The most important recent synthetic methodology achievement was the discovery of a new glycosylation method for the synthesis of nucleosides. Through optimization of the Mitsunobu reaction of unprotected ribose with nucleobases, we found reagents and conditions allowing to chemo- and stereoselectively attach nucleobase at the anomeric position in the β-configuration but unfortunately in the undesired pyranoside form. However, by fixing the furanose form of the ribose by 5-Tr-protection and using acidic aqueous work-up, the one-pot procedure gave directly the desired β-ribofuranosyl nucleosides. Detailed mechanistic study revealed that the 1,2-epoxide (anhydrose) is formed in situ and reacts with nucleobase. The method is suitable for efficient one-pot synthesis of ribonucleosides derived from purine, 7-deazapurine and pyrimidine nucleobases, as well as for the synthesis of diverse 5'-modified nucleosides (5'-deoxy, 5'-fluoro, 5'-DMTr-protected etc.).
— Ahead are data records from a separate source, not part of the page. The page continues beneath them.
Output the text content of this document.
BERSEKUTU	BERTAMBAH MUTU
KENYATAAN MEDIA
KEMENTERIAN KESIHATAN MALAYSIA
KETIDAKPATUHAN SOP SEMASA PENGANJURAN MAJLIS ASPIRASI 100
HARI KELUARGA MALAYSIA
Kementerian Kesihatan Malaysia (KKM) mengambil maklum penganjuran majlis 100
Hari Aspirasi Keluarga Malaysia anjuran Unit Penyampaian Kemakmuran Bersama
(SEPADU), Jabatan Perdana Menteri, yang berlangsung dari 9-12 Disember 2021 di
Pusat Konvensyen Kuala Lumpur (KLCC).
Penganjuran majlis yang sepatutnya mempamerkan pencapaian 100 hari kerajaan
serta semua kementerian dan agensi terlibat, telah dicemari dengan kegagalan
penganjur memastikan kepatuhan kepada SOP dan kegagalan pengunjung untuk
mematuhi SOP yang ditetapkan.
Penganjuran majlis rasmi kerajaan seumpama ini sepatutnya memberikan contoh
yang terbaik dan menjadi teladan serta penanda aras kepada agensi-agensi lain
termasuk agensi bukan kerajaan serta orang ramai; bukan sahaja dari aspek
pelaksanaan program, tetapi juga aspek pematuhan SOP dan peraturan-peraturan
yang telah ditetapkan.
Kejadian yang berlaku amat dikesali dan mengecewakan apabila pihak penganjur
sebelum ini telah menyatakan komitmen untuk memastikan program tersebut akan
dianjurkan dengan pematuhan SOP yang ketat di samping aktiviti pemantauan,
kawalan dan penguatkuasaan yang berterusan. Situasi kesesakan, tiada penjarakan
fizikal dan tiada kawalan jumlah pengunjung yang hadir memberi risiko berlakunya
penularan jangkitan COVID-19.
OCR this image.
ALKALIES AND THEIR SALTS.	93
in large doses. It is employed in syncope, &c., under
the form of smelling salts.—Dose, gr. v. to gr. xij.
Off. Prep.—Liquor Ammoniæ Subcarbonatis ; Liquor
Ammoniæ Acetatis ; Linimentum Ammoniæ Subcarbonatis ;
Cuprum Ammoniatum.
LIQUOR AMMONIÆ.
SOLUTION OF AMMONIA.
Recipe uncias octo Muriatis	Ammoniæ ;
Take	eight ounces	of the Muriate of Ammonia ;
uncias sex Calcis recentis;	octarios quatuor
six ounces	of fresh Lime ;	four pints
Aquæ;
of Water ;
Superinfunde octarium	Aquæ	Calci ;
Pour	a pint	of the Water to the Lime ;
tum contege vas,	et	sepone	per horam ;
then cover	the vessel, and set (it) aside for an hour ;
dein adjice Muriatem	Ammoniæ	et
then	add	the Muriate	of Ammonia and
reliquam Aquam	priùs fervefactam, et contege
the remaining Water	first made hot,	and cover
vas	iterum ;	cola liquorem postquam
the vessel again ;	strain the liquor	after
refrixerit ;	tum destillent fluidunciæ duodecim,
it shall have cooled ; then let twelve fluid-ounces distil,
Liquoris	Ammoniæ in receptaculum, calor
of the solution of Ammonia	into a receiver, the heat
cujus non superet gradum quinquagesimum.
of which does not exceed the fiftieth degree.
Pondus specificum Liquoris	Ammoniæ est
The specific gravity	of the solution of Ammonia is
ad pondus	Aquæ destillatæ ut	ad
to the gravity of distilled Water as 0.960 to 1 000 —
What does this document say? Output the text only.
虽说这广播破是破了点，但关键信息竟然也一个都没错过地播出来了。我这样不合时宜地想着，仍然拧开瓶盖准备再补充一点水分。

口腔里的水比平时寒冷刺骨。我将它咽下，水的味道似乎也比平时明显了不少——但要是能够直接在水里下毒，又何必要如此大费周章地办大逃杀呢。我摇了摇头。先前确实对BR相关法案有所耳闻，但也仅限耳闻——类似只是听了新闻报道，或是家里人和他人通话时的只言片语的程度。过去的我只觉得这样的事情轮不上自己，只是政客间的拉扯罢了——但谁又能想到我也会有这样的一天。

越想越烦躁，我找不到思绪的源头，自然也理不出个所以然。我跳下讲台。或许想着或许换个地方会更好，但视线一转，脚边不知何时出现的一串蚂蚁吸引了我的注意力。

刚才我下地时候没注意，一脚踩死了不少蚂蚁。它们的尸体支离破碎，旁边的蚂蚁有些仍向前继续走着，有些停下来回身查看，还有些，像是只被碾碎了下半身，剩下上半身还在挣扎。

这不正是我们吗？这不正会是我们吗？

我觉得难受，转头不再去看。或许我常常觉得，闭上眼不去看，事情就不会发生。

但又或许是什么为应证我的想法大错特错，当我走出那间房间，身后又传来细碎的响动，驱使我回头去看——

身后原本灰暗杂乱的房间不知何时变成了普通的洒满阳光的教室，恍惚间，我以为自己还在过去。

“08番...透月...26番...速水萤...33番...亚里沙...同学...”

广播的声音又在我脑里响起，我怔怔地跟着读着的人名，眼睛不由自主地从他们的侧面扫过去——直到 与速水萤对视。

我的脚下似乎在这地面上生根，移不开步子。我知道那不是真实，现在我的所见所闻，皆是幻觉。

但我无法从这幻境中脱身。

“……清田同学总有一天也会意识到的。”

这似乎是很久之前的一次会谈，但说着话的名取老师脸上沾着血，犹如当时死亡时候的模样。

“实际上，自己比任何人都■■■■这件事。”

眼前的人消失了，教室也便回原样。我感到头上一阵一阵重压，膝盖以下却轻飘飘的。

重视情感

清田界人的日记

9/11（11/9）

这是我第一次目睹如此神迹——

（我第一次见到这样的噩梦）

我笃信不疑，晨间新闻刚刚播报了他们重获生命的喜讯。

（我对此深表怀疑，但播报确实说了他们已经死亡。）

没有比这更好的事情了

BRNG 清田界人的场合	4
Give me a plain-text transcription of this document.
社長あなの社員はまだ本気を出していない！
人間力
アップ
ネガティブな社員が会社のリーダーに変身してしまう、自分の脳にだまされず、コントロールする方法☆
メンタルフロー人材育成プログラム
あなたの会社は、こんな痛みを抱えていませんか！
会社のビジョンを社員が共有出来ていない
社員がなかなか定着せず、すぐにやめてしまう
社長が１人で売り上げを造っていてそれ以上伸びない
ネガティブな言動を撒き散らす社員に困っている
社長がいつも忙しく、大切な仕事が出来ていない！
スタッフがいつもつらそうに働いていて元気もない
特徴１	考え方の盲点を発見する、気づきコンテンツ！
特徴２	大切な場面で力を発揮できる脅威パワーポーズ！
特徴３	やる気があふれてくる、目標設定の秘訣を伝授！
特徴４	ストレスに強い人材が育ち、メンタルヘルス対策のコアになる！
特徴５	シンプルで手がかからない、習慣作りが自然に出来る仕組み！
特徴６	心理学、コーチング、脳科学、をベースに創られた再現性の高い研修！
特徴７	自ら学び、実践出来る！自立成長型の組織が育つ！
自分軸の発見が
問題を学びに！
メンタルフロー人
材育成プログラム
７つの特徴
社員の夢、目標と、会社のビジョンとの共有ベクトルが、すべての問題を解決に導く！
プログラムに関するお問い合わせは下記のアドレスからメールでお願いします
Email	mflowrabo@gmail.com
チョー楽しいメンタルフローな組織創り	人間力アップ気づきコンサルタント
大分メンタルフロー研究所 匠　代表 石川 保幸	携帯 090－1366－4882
Following our previous achievements in methodology of cross-coupling and C-H activation reactions for modifications of nucleobases, nucleosides and nucleotides, we continued our efforts in developing C-H activation reactions of 7- and 9-deazapurine bases. We focused mostly on the formation of C-X or C-C bonds and we successfully applied C-H borylations, aminations, phosphonations and silylations. In combination with cross-couplings, we synthesized large series of di-, tri- and tetrasubstituted deazapurine bases and tested their biological activity. The screening revealed some novel types of cytostatic molecules which will be further studied and published in the future.